The outage was felt across much of Europe, as Poland required emergency electricity imports from Germany, Sweden, the Czech Republic and Slovakia to plug the sudden gap in its national energy grid.
Tuesday’s outage was the second major outage at the Belchatow plant since 2015. The plant, Poland’s largest, is one of its principal electricity producers, accounting for as much as 20% of the country’s electrical power generation.
Felt in Europe
The outage caused a sudden drop in power mains frequency throughout much of Europe, as the standard value of 50Hz dipped to 49.85 Hz once the plant’s generators shut down. Utility companies in other countries had to increase local production to compensate for the dangerous drop in the grid.
According to Polish officials, the outage was caused by a failure of a power station to which all 10 affected units were connected. The sole unaffected generator was connected to a different power station and continued to function.
The country’s chief energy distributor, the energy giant PGE, was able to announce later that eight of the units had been restored to service, despite the huge challenge of restarting them after a total cessation of operations.
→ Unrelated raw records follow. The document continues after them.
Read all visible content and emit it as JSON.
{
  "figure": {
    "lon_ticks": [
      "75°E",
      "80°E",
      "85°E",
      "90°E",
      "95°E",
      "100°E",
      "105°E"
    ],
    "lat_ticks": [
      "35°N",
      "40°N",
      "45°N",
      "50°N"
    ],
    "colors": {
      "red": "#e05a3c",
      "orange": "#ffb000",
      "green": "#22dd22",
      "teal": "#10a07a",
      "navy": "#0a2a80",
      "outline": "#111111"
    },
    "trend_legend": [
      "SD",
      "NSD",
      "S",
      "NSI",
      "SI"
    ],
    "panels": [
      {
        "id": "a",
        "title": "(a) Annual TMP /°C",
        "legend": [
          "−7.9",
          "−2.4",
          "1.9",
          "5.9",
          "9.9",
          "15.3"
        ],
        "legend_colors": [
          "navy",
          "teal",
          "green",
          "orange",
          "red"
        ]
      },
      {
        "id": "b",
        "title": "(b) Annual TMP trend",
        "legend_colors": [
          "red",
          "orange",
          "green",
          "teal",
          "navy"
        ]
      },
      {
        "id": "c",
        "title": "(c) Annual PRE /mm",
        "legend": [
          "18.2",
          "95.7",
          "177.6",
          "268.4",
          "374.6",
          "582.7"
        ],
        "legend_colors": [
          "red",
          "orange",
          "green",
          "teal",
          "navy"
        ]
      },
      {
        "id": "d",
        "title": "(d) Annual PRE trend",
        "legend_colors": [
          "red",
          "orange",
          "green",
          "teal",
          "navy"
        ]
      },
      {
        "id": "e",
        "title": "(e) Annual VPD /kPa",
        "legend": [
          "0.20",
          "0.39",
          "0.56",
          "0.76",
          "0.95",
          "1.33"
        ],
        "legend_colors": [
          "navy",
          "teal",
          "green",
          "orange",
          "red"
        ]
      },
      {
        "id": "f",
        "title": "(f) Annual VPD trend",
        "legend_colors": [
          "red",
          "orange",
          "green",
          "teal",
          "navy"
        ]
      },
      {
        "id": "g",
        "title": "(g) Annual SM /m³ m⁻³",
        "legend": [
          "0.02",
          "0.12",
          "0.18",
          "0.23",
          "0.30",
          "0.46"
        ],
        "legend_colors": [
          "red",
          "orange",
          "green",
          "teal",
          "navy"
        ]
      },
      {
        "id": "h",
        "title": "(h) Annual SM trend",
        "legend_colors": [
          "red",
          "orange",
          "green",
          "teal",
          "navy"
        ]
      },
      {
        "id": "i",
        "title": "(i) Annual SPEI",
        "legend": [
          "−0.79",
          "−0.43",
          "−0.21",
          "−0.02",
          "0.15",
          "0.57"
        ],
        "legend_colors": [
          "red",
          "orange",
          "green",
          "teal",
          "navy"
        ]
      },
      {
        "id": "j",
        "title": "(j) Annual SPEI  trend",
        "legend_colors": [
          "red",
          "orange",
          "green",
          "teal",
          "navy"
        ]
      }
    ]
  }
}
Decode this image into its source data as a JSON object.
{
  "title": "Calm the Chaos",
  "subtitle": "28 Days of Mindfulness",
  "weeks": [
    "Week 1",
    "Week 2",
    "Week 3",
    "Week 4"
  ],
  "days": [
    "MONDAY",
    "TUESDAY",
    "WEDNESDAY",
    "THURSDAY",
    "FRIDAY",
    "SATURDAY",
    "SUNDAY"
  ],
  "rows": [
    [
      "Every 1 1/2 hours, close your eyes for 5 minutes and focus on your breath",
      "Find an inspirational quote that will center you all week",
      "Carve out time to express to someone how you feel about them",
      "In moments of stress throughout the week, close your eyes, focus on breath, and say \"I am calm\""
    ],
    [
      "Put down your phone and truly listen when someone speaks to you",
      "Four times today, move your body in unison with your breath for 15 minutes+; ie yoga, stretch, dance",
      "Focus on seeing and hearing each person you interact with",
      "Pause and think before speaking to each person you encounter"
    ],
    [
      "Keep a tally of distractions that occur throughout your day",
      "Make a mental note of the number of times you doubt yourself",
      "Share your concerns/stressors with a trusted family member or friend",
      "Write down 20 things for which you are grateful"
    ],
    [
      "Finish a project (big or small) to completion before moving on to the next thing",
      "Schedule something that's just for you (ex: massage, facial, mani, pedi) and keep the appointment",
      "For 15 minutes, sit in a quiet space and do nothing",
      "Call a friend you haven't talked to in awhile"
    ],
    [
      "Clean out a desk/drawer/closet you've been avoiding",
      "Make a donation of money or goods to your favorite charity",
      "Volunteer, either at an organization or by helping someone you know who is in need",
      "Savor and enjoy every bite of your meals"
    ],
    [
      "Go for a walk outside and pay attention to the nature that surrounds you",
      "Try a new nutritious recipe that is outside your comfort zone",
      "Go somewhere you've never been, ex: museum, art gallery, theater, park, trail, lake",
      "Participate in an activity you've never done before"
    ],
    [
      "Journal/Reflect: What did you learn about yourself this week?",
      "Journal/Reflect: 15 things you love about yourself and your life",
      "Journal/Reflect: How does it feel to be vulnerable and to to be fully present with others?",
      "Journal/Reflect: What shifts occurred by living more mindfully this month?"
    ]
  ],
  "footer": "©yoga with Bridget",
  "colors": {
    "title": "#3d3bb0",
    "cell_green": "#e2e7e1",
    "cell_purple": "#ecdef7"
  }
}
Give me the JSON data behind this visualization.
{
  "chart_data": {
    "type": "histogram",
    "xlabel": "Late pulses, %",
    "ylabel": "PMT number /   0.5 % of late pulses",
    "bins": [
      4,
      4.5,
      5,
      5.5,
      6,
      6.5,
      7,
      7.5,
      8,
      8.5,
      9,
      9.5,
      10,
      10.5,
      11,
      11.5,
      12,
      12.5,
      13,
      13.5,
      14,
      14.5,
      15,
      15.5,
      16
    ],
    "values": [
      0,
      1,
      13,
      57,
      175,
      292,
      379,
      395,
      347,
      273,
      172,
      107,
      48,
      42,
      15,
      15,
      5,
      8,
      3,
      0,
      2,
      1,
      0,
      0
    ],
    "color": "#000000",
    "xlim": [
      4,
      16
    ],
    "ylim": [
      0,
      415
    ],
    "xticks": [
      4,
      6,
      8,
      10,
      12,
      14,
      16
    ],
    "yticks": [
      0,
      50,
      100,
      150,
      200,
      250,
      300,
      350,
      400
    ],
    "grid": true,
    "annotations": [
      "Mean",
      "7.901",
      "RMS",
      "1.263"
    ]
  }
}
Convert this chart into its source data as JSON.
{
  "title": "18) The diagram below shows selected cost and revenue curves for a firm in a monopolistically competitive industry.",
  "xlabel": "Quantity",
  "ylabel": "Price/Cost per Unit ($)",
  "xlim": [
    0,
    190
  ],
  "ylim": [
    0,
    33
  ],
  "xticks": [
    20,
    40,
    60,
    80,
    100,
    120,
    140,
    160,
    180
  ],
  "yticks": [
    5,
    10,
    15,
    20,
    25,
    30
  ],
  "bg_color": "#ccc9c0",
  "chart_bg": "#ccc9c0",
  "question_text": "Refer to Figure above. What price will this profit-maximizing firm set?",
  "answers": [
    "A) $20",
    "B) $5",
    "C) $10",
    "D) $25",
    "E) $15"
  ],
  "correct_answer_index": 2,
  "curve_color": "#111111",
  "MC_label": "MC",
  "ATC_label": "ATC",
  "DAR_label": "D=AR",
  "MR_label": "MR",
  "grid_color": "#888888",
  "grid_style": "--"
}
A PGE spokesperson later assured the public that the national energy system was back to working properly and that no further power shortages were expected.
The latest incident served to highlight repeated calls by Poland’s environmental groups to diversify the country’s energy production portfolio. Currently, Poland produces 65% of its power from thermal power plants powered by black coal and lignite, most of which are mined domestically.